这是一种极其陌生的感觉,是以前跟白夜在一起完全没有过的感觉。
在16岁以前,白夜是她唯一仰慕的对象,也是从小到大就待在她身边保护她逗她欢笑的异性存在。那时候,她对白夜是仰慕、是依赖。
在16岁的时候,开始频繁地有男生给她递情书送礼物,那些人没有人能比白夜好看,更没有人比白夜对她更好。所以当白家人提出订婚的时候,乔灵虽然对订婚并没有概念,但没有像其他千金那样反抗这种包办婚姻,于是身边的人总告诉她,她之所不反抗是因为她太喜欢白夜。于是乔灵也就以为,她确实是喜欢白夜的,至少她绝不讨厌他。
16岁以后,乔灵被乔燕京送到国外读书,跟白夜聚少离多,一年两次的见面也是在乔燕京的陪同之下。

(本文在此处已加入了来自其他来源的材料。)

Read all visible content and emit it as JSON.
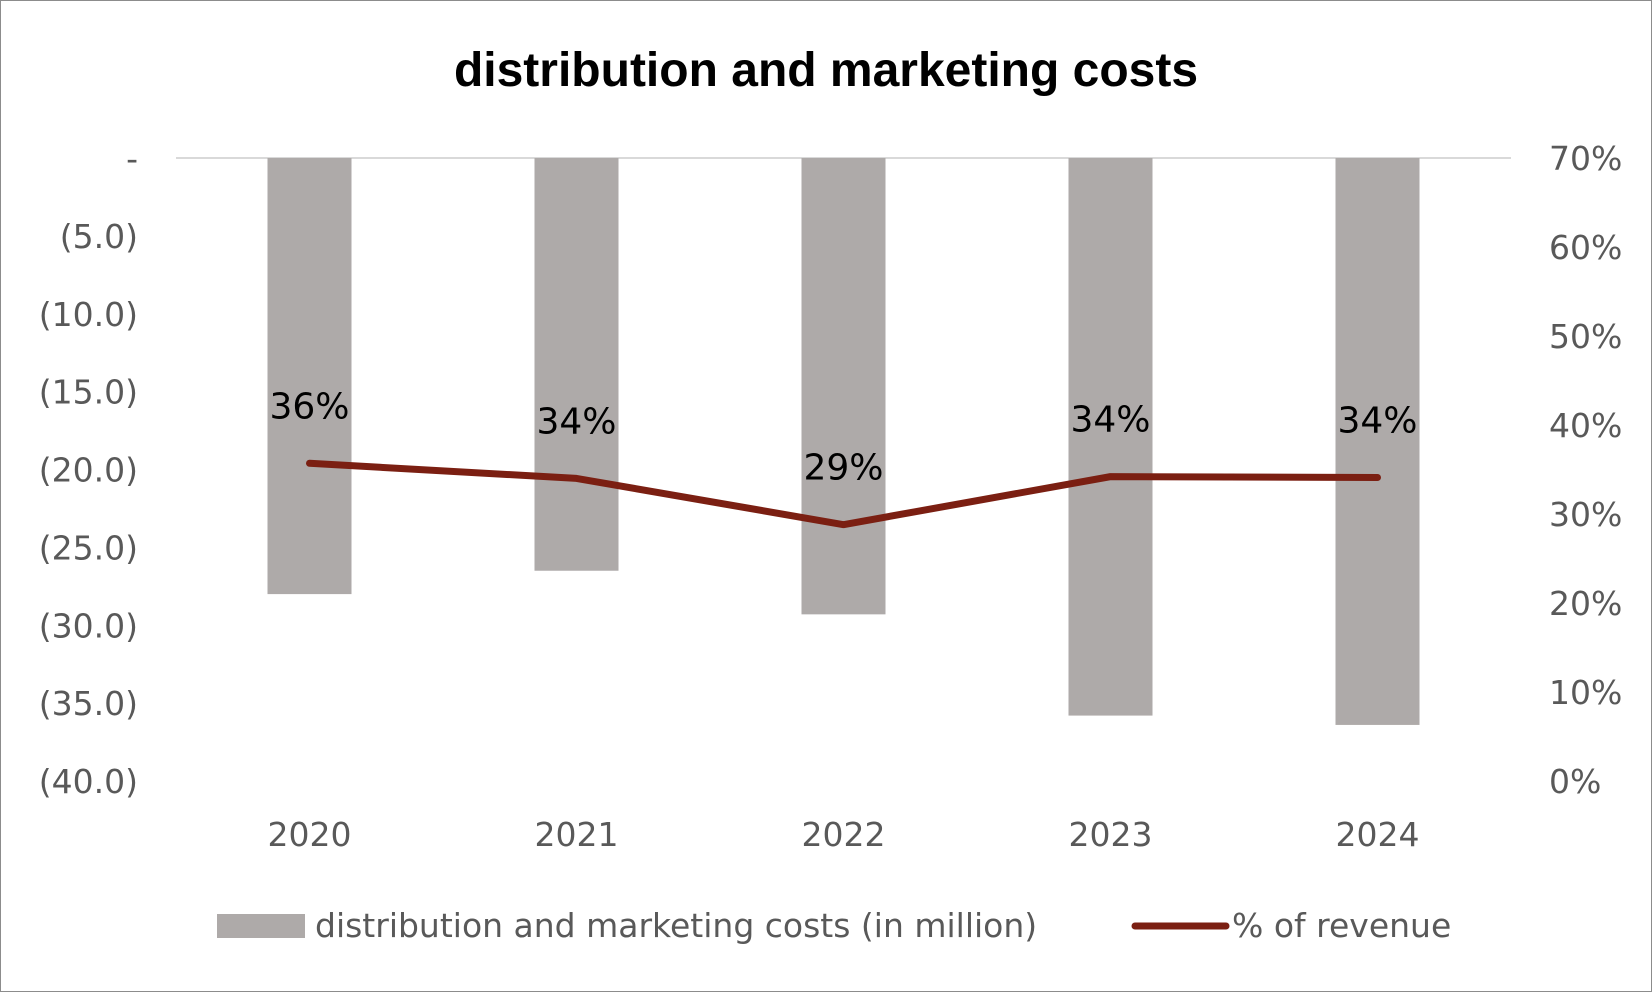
{
  "chart_data": {
    "type": "bar",
    "title": "distribution and marketing costs",
    "categories": [
      "2020",
      "2021",
      "2022",
      "2023",
      "2024"
    ],
    "series": [
      {
        "name": "distribution and marketing costs (in million)",
        "type": "bar",
        "axis": "left",
        "color": "#aeaaa9",
        "values": [
          -28.0,
          -26.5,
          -29.3,
          -35.8,
          -36.4
        ]
      },
      {
        "name": "% of revenue",
        "type": "line",
        "axis": "right",
        "color": "#7b1f12",
        "values": [
          0.357,
          0.34,
          0.288,
          0.342,
          0.341
        ],
        "labels": [
          "36%",
          "34%",
          "29%",
          "34%",
          "34%"
        ]
      }
    ],
    "y_left": {
      "ylim": [
        -40,
        0
      ],
      "ticks": [
        0,
        -5,
        -10,
        -15,
        -20,
        -25,
        -30,
        -35,
        -40
      ],
      "tick_labels": [
        "-",
        "(5.0)",
        "(10.0)",
        "(15.0)",
        "(20.0)",
        "(25.0)",
        "(30.0)",
        "(35.0)",
        "(40.0)"
      ]
    },
    "y_right": {
      "ylim": [
        0,
        0.7
      ],
      "ticks": [
        0.7,
        0.6,
        0.5,
        0.4,
        0.3,
        0.2,
        0.1,
        0
      ],
      "tick_labels": [
        "70%",
        "60%",
        "50%",
        "40%",
        "30%",
        "20%",
        "10%",
        "0%"
      ]
    },
    "xlabel": "",
    "ylabel": "",
    "grid": false,
    "legend_position": "bottom"
  }
}
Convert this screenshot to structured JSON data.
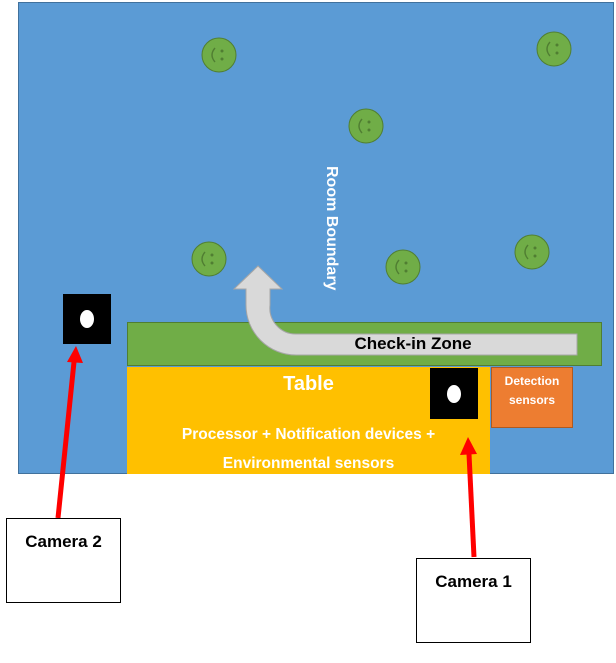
{
  "room": {
    "boundary_label": "Room Boundary"
  },
  "checkin": {
    "label": "Check-in Zone"
  },
  "table": {
    "title": "Table",
    "description": "Processor + Notification  devices +\nEnvironmental sensors"
  },
  "detection": {
    "label": "Detection\nsensors"
  },
  "cameras": {
    "camera1_label": "Camera 1",
    "camera2_label": "Camera 2"
  },
  "colors": {
    "room": "#5b9bd5",
    "checkin": "#70ad47",
    "table": "#ffc000",
    "detection": "#ed7d31",
    "people": "#70ad47",
    "arrow_red": "#ff0000",
    "path_arrow": "#d9d9d9"
  },
  "icons": {
    "person": "smiley-face-icon",
    "camera": "camera-icon"
  }
}
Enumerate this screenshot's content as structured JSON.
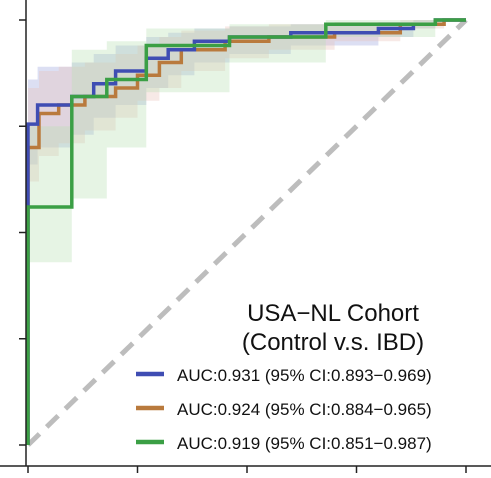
{
  "chart_data": {
    "type": "line",
    "title": "USA−NL Cohort",
    "subtitle": "(Control v.s. IBD)",
    "xlabel": "",
    "ylabel": "",
    "xlim": [
      0,
      1
    ],
    "ylim": [
      0,
      1
    ],
    "grid": false,
    "legend_position": "bottom-right",
    "diagonal": {
      "x": [
        0,
        1
      ],
      "y": [
        0,
        1
      ],
      "style": "dashed",
      "color": "#bdbdbd"
    },
    "series": [
      {
        "name": "AUC:0.931 (95% CI:0.893−0.969)",
        "color": "#3f4db3",
        "band_color": "#9aa3dc",
        "x": [
          0,
          0,
          0.022,
          0.022,
          0.1,
          0.1,
          0.15,
          0.15,
          0.2,
          0.2,
          0.27,
          0.27,
          0.32,
          0.32,
          0.38,
          0.38,
          0.46,
          0.46,
          0.6,
          0.6,
          0.8,
          0.8,
          0.88,
          0.88,
          0.93,
          0.93,
          1
        ],
        "y": [
          0,
          0.755,
          0.755,
          0.8,
          0.8,
          0.82,
          0.82,
          0.85,
          0.85,
          0.88,
          0.88,
          0.91,
          0.91,
          0.93,
          0.93,
          0.95,
          0.95,
          0.96,
          0.96,
          0.97,
          0.97,
          0.98,
          0.98,
          0.99,
          0.99,
          1,
          1
        ],
        "ci_lower": [
          0,
          0.66,
          0.66,
          0.7,
          0.7,
          0.73,
          0.73,
          0.77,
          0.77,
          0.8,
          0.8,
          0.84,
          0.84,
          0.87,
          0.87,
          0.9,
          0.9,
          0.92,
          0.92,
          0.94,
          0.94,
          0.96,
          0.96,
          0.98,
          0.98,
          1,
          1
        ],
        "ci_upper": [
          0,
          0.86,
          0.86,
          0.89,
          0.89,
          0.9,
          0.9,
          0.92,
          0.92,
          0.94,
          0.94,
          0.96,
          0.96,
          0.97,
          0.97,
          0.98,
          0.98,
          0.985,
          0.985,
          0.99,
          0.99,
          0.995,
          0.995,
          1,
          1,
          1,
          1
        ]
      },
      {
        "name": "AUC:0.924 (95% CI:0.884−0.965)",
        "color": "#b97a3d",
        "band_color": "#e7bfb7",
        "x": [
          0,
          0,
          0.025,
          0.025,
          0.07,
          0.07,
          0.13,
          0.13,
          0.2,
          0.2,
          0.25,
          0.25,
          0.3,
          0.3,
          0.35,
          0.35,
          0.45,
          0.45,
          0.55,
          0.55,
          0.7,
          0.7,
          0.85,
          0.85,
          0.95,
          0.95,
          1
        ],
        "y": [
          0,
          0.7,
          0.7,
          0.78,
          0.78,
          0.8,
          0.8,
          0.82,
          0.82,
          0.84,
          0.84,
          0.87,
          0.87,
          0.9,
          0.9,
          0.93,
          0.93,
          0.95,
          0.95,
          0.96,
          0.96,
          0.97,
          0.97,
          0.99,
          0.99,
          1,
          1
        ],
        "ci_lower": [
          0,
          0.62,
          0.62,
          0.68,
          0.68,
          0.71,
          0.71,
          0.74,
          0.74,
          0.77,
          0.77,
          0.81,
          0.81,
          0.84,
          0.84,
          0.88,
          0.88,
          0.91,
          0.91,
          0.93,
          0.93,
          0.95,
          0.95,
          0.98,
          0.98,
          1,
          1
        ],
        "ci_upper": [
          0,
          0.84,
          0.84,
          0.88,
          0.88,
          0.89,
          0.89,
          0.9,
          0.9,
          0.92,
          0.92,
          0.94,
          0.94,
          0.96,
          0.96,
          0.975,
          0.975,
          0.985,
          0.985,
          0.99,
          0.99,
          0.995,
          0.995,
          1,
          1,
          1,
          1
        ]
      },
      {
        "name": "AUC:0.919 (95% CI:0.851−0.987)",
        "color": "#3b9f45",
        "band_color": "#b6e0b3",
        "x": [
          0,
          0,
          0.1,
          0.1,
          0.18,
          0.18,
          0.27,
          0.27,
          0.46,
          0.46,
          0.68,
          0.68,
          0.93,
          0.93,
          1
        ],
        "y": [
          0,
          0.56,
          0.56,
          0.82,
          0.82,
          0.86,
          0.86,
          0.94,
          0.94,
          0.96,
          0.96,
          0.99,
          0.99,
          1,
          1
        ],
        "ci_lower": [
          0,
          0.43,
          0.43,
          0.58,
          0.58,
          0.7,
          0.7,
          0.83,
          0.83,
          0.9,
          0.9,
          0.96,
          0.96,
          1,
          1
        ],
        "ci_upper": [
          0,
          0.75,
          0.75,
          0.93,
          0.93,
          0.95,
          0.95,
          0.98,
          0.98,
          0.99,
          0.99,
          1,
          1,
          1,
          1
        ]
      }
    ]
  }
}
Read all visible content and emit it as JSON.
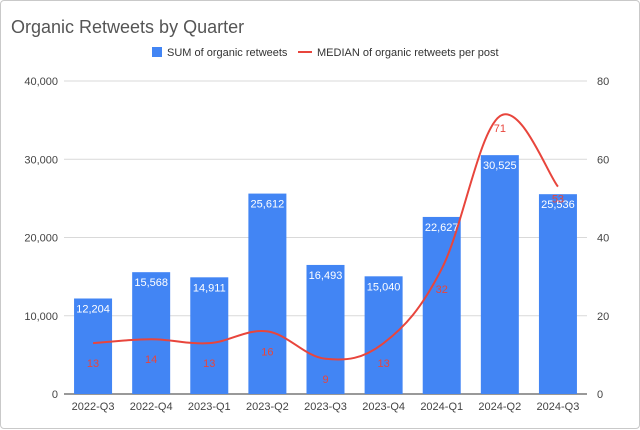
{
  "chart_data": {
    "type": "bar",
    "title": "Organic Retweets by Quarter",
    "categories": [
      "2022-Q3",
      "2022-Q4",
      "2023-Q1",
      "2023-Q2",
      "2023-Q3",
      "2023-Q4",
      "2024-Q1",
      "2024-Q2",
      "2024-Q3"
    ],
    "series": [
      {
        "name": "SUM of organic retweets",
        "type": "bar",
        "axis": "left",
        "color": "#4285f4",
        "values": [
          12204,
          15568,
          14911,
          25612,
          16493,
          15040,
          22627,
          30525,
          25536
        ],
        "labels": [
          "12,204",
          "15,568",
          "14,911",
          "25,612",
          "16,493",
          "15,040",
          "22,627",
          "30,525",
          "25,536"
        ]
      },
      {
        "name": "MEDIAN of organic retweets per post",
        "type": "line",
        "axis": "right",
        "color": "#e8453c",
        "values": [
          13,
          14,
          13,
          16,
          9,
          13,
          32,
          71,
          53
        ],
        "labels": [
          "13",
          "14",
          "13",
          "16",
          "9",
          "13",
          "32",
          "71",
          "53"
        ]
      }
    ],
    "y_left": {
      "lim": [
        0,
        40000
      ],
      "ticks": [
        "0",
        "10,000",
        "20,000",
        "30,000",
        "40,000"
      ]
    },
    "y_right": {
      "lim": [
        0,
        80
      ],
      "ticks": [
        "0",
        "20",
        "40",
        "60",
        "80"
      ]
    },
    "legend_position": "top-center",
    "grid": true
  }
}
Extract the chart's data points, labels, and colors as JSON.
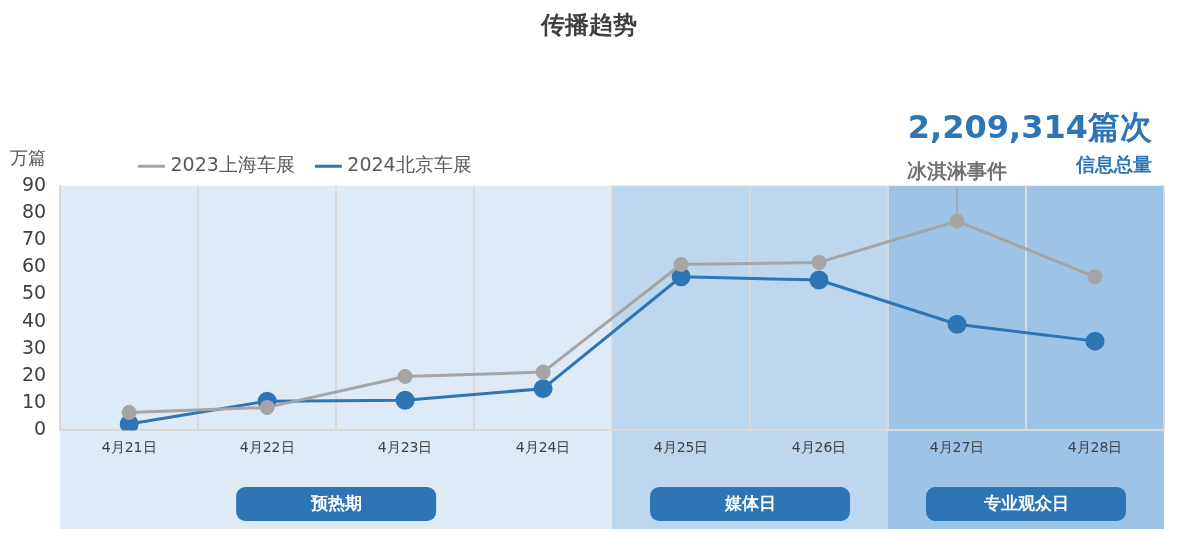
{
  "chart_data": {
    "type": "line",
    "title": "传播趋势",
    "ylabel": "万篇",
    "categories": [
      "4月21日",
      "4月22日",
      "4月23日",
      "4月24日",
      "4月25日",
      "4月26日",
      "4月27日",
      "4月28日"
    ],
    "series": [
      {
        "name": "2024北京车展",
        "color": "#2e75b6",
        "values": [
          2.3,
          10.7,
          11,
          15.3,
          56.5,
          55.3,
          39,
          32.8
        ]
      },
      {
        "name": "2023上海车展",
        "color": "#a5a5a5",
        "values": [
          6.5,
          8.4,
          19.8,
          21.4,
          61,
          61.8,
          77,
          56.5
        ]
      }
    ],
    "ylim": [
      0,
      90
    ],
    "yticks": [
      0,
      10,
      20,
      30,
      40,
      50,
      60,
      70,
      80,
      90
    ],
    "bands": [
      {
        "axis": "x",
        "from": "4月21日",
        "to": "4月24日",
        "label": "预热期",
        "color": "#deeaf6"
      },
      {
        "axis": "x",
        "from": "4月25日",
        "to": "4月26日",
        "label": "媒体日",
        "color": "#bdd7ee"
      },
      {
        "axis": "x",
        "from": "4月27日",
        "to": "4月28日",
        "label": "专业观众日",
        "color": "#9dc3e6"
      }
    ],
    "annotations": [
      {
        "text": "冰淇淋事件",
        "x": "4月27日",
        "y": 77
      },
      "2,209,314篇次",
      "信息总量"
    ],
    "grid": "x",
    "legend": "top left",
    "marker": "circle",
    "line_style": "solid"
  }
}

16岁以前,她不懂爱情。16岁以后,她和白夜相差千山万水,没有衍生爱情的条件。
等到20岁回国,她却亲自撞见白夜和白月伶在酒店房间里肉体交缠的画面。
她现在仔细回想,她前阵子那么难过,不过是因为已经失去了父母,乔燕京又陷入了昏迷,白夜不过是成了那压死骆驼的最后一根稻草……而已。
她难过的是命运给她一而再再而三地打击,不是因为爱情。
在乔灵神思晃荡的期间,薄御深已经抱着乔灵重新回到了病房,并将她放到了床上。
乔灵回过神来,习惯性地就想要去看看薄御深的脸色,却堪堪对上他的视线。
他的一双深眸像是幽深不见底的海,乔灵有一种要坠落其中的错觉,便慌忙移开了视线。
下巴却在下一刻被男人捏住,迫使她不得不重新抬起头面对他。
“在想什么?”薄御深俯下身子,单手撑在床上,近距离地盯着她的眼睛。
他的呼吸就喷薄在她脸上,薄唇距离她的红唇不过几厘米的距离。
他好像随时都会吻下来。
乔灵咽了咽口水,实话实说:“你和席郾城刚才说的那个她,能告诉我是……谁么?”
薄御深的眸光凝结了那么一秒,然后捏住她的下巴将她的脸蛋抬高:“我是不是可以理解为,你这是在吃醋?”
乔灵的眸光闪了下,然后软软地笑:“恐怕这世界上任何一个女人,都不希望自己的丈夫还藏着另外一个女人。”
这句说出来,乔灵就后悔了。
每一次当她想要对薄御深表现出自己对他的在乎时,心底总有个声音在提醒她、她是个冒牌的事实。
这种感觉非常不好受,除非乔灵现在主动跟他坦白身份。
薄御深被取悦了:“乔灵,你记住,我这一生,只会碰一个女人。我如果碰过别人,自然不会再碰你。我既然已经碰了你,你还在担心什么,嗯?”
他用的是“碰”。
对,他确实已经…碰了她。
心里说不清楚是什么滋味,乔灵垂下眼睛,想了想后对薄御深说:“薄先生,我有件事情想要问你。”
“说说看。”
“我听席墨津说,是你让席先生把我安排给了邢菲?”
薄御深笑:“怎么,准备感谢我?”
薄御深的笑,不是那种平易近人且温和的笑,相反,他的笑在不同的语境里会给你截然不同的感觉。